# Soil Health



## Vol (Jul 5, 2009)

From AgNews.

Regards, Mike

http://www.agweb.com/article/boost-nutrient-supplying-power-darrell-smith/


----------



## hay wilson in TX (Jan 28, 2009)

Soil health is a diffcult concept to grasp.

Not plowing to maintain soil health.

Planting a crop that is not harvested by the farmer.

A cover crop?

Not even grazing the off season crop.

Being able to visualize an unharvested crop that results in profitability.

Here is an example from 50 years ago that was abandoned.

A cotton grower planted Vetch half way up the sides of his beds.

A few weeks before time to plant cotton cut the vetch off the bed with row disk leaving the trash to rot in the middles, the roots left undisturbed in the bed.

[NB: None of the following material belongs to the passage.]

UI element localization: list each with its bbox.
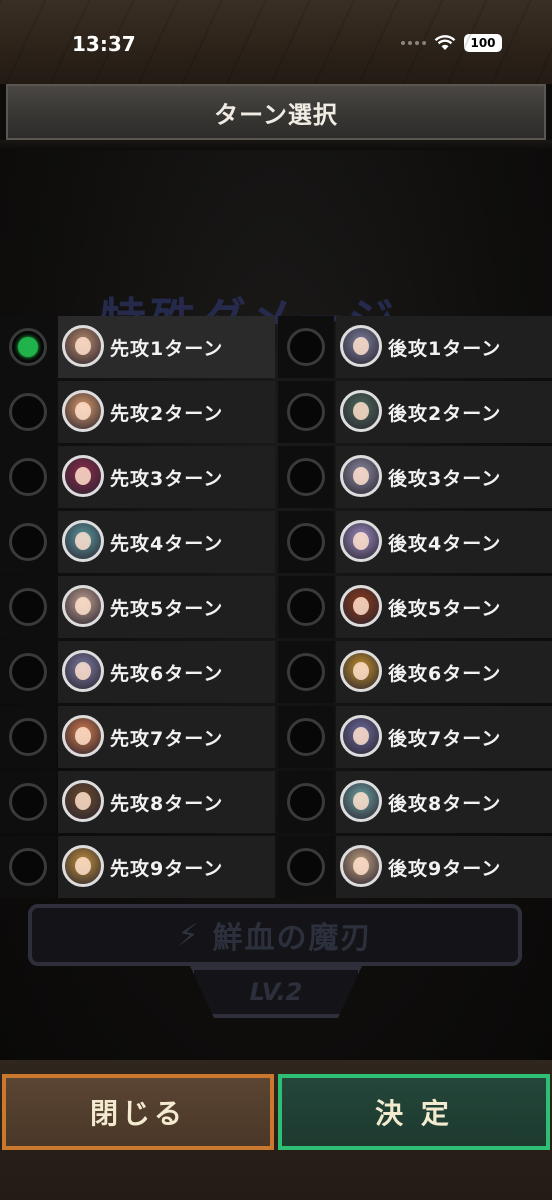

Plant the cotton again for another season into the top of the beds.

The kicker was rather than growing less than half a bale/A of cotton harvest 2 bales/A.

No water lost to flooding during the Spring Rains.

All this with saved cotton seed. Weed control close to being zero. In the days of hoe hands the weed control system. Cotton selling at 40¢/lb. Rather than $100/A gross have $400/A gross.

I wonder if the same economics would prevail today.


----------



## endrow (Dec 15, 2011)

I know it takes a special effort to grow cover crops. We work like mad to plant earlier and harvest a little earlier.We no in our area we have the row crops off and plant a cover crop by the first week in november. The cover crops are that valuable to us that we make an extra effort to do that. My friend tells me when he's done with harvest he's going hunting in the heck with the cover crops.


----------



## Vol (Jul 5, 2009)

This has been a real good year for late planted cover crops here.....my wheat has done very well this month.

Regards, Mike


----------



## endrow (Dec 15, 2011)

When you are planting late cover crops you can find low quality wheat @ $3to4 per bu. Some of these performance cover crop blend are upwards to $30 per 50# bag rate to plant is 2to 3 bags per acre I will not risk that kind of money on late plantings


----------



## Bgriffin856 (Nov 13, 2013)

Trying it out for the first time on ten acres for grazing. Seeded some bin run wheat after we took corn off. Seeded it in mid October. Took 10-15 days to germinate and is only three or four inches tall. Almost can see the rows. I've been worrying about it making it through winter


----------



## 8350HiTech (Jul 26, 2013)

Bgriffin856 said:


> Trying it out for the first time on ten acres for grazing. Seeded some bin run wheat after we took corn off. Seeded it in mid October. Took 10-15 days to germinate and is only three or four inches tall. Almost can see the rows. I've been worrying about it making it through winter


Three or four inches should be plenty for wheat. Half an inch ought to do it, especially if you get some snow cover to insulate the ground.


----------